- Born: unknown date Poitou
- Died: 1701 unknown
- Allegiance: Duchy of Brunswick-Luneburg Denmark Electorate of Saxony
- Branch: Horse
- Rank: General
- Conflicts: Williamite War in Ireland Nine Years' War

= Frederic Henri de la Forest-Suzannet =

Marquess Frédéric Henri de La Forest de Suzannet (July 8, 1646 in France – March 1701 in Warsaw, Poland) was a French Huguenot in Lunenburg, Danish, and Saxon service.

Religious persecution forced Marquess de La Forest to leave his homeland, entering into Lunenburg service as captain of horse. In 1683, with permission of King Louis XIV, he moved to Denmark with his son, Jacques-Frédéric de la Forest-Suzannet and his half-brother Philippe-Frédéric de la Forest-Suzannet. Being commissioned a colonel in 1683, he was given a patent to raise a regiment of horse, which however did not come beyond the first start.

In 1686, thanks to the help of the Danish monarchs, he was authorized to bring his wife and daughters to Copenhagen.

In 1689, enjoying the favours of the Danish court, he was promoted to major-general and appointed Danish minister at the Court of St James, and advisor to Prince George of Denmark, the husband of the future Queen Anne. His main task was to win the support of King William in Denmark's conflict with the Duke of Holstein-Gottorp, and in this regard negotiate about Danish military assistance in the war against the Jacobites.

Having successfully negotiated a treaty of military assistance, Marquess de La Forest became Major-general of Horse in the Danish Auxiliary Corps sent to Ireland in accordance with that treaty. In 1694 he was promoted to Lieutenant-general in the Corps by William of Orange, becoming Danish lieutenant-general in 1697. At the end of the Nine Years' War he resigned from Danish service, settling in Ireland on an estate given to him by King William.

Two years later, in 1697, however, he is a full general in Saxon service, commanding 8 000 men with orders to support Danemark in its war against Sweden. In 1699, the king of Poland asked the marquis to stay with his regiment in Poland where he dies in March 1701 at the age of 55.

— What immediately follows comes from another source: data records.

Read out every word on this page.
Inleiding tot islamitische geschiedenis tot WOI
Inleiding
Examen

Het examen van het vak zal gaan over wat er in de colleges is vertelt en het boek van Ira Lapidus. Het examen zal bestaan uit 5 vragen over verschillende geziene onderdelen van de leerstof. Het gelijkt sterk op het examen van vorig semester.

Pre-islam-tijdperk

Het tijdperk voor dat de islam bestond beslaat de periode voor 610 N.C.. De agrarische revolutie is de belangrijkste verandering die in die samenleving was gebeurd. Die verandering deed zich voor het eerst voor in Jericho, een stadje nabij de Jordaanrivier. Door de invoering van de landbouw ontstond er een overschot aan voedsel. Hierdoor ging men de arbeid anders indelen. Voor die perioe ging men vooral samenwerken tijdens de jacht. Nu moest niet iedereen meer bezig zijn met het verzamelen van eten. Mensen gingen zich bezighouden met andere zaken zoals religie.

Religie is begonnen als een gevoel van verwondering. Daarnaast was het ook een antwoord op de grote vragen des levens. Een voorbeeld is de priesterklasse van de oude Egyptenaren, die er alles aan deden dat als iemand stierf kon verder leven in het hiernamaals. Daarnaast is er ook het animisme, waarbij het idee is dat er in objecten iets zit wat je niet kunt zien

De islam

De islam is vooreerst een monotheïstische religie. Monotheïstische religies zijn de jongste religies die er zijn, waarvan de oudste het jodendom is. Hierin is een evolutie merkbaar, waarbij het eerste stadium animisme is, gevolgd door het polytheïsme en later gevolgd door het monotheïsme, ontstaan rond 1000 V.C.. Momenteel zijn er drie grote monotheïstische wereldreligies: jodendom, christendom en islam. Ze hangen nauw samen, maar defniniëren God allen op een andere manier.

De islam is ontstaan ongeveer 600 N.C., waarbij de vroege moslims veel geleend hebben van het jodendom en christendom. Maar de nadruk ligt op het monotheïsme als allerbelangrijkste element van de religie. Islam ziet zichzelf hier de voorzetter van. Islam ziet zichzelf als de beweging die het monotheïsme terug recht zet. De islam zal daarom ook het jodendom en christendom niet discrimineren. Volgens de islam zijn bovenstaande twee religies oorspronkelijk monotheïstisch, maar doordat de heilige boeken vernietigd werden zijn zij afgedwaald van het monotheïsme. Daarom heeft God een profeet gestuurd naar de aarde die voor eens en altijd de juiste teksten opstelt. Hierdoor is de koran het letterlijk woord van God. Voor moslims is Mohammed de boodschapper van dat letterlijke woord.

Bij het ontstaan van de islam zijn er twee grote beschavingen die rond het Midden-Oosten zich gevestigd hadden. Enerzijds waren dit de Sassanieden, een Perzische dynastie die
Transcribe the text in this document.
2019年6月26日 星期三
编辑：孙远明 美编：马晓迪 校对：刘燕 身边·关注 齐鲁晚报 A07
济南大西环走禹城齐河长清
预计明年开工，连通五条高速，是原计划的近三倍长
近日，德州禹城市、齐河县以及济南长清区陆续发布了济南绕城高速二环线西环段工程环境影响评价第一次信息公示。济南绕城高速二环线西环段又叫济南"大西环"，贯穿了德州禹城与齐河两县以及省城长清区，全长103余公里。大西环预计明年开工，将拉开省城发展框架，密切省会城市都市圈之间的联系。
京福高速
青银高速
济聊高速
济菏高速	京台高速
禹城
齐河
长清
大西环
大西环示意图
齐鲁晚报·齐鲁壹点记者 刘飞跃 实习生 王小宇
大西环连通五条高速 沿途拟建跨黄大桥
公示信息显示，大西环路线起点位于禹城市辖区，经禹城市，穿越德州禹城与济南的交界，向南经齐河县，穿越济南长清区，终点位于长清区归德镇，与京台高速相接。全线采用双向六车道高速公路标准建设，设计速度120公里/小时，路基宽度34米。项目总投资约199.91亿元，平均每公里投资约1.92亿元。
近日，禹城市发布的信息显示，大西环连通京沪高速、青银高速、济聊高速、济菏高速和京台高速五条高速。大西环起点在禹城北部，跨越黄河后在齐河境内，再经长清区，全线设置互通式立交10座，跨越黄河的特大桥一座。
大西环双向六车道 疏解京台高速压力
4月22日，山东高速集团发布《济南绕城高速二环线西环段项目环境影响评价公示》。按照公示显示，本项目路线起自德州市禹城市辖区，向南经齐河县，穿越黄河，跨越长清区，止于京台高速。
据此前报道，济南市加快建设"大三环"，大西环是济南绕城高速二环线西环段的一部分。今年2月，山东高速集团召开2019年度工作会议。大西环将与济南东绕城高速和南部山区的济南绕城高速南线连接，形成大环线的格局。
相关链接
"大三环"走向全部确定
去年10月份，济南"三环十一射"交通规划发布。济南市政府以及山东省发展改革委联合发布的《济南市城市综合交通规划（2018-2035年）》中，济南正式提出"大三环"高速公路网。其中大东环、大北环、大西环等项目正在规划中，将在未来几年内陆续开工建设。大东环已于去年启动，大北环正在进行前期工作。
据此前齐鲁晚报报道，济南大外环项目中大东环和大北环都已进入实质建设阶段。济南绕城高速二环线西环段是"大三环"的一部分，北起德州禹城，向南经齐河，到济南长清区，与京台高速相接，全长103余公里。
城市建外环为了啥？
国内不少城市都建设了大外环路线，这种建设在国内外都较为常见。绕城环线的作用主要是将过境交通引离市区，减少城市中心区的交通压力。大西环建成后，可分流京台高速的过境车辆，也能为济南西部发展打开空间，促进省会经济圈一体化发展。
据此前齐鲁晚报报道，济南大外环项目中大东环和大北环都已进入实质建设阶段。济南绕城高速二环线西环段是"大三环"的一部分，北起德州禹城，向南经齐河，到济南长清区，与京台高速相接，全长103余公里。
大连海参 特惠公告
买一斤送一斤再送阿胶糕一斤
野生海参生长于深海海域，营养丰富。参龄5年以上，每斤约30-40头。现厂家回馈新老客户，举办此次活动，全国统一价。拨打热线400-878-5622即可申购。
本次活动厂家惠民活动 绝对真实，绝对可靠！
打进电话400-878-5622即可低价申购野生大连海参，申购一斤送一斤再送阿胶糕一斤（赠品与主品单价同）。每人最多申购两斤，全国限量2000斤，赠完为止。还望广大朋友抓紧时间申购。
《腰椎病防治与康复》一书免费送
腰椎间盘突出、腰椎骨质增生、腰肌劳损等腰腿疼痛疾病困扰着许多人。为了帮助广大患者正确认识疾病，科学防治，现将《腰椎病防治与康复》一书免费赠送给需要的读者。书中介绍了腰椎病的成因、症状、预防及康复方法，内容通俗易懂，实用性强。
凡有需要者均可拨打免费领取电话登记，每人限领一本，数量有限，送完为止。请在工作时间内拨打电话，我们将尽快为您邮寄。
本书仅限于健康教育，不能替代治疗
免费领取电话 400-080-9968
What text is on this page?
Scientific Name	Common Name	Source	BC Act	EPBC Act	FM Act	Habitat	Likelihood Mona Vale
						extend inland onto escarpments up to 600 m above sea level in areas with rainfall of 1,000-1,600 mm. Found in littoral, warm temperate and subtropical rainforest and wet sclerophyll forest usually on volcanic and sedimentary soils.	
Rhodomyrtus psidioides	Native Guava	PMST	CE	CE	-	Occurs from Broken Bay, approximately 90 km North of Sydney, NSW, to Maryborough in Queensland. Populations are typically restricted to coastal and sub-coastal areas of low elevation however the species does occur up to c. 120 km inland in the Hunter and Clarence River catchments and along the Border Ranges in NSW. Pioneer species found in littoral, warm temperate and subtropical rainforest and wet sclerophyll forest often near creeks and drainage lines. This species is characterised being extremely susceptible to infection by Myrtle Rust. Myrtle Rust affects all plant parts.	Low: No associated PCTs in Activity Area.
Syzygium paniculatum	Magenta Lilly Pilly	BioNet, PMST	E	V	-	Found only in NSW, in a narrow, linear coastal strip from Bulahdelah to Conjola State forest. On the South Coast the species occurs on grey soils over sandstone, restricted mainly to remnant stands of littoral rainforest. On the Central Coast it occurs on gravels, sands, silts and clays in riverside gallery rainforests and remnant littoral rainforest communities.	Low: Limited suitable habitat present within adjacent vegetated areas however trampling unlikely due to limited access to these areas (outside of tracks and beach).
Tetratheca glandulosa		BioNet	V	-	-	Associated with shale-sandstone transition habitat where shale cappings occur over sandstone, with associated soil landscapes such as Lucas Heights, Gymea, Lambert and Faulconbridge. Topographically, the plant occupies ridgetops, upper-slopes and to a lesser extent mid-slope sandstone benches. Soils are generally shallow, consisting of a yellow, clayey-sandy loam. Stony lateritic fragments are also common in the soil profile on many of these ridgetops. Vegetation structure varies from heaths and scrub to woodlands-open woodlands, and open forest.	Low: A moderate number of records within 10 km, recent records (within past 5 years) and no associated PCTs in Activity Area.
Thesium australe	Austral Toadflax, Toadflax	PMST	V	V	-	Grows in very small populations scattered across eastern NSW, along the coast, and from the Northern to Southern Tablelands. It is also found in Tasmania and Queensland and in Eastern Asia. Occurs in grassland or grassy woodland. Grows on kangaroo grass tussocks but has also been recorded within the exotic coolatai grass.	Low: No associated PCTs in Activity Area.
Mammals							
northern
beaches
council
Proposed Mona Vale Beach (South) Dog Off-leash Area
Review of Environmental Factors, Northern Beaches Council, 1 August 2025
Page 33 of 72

Marquess de La Forest was the only child of Frédéric de Suzannet and Esther Henry de Cheusses. Once a widower, his father remarried to Elizabeth de Courcillon, sister to the marquis of Dangeau and had four other children.

Frédéric-Henri de la Forest-Suzannet married his first cousin Renée-Marie Henry de Cheusses. Two of their sons died in the opera house fire in Copenhagen 1689. Jacques-Frédéric, their only surviving son, became Groom of the Privy Bedchamber to the king of England.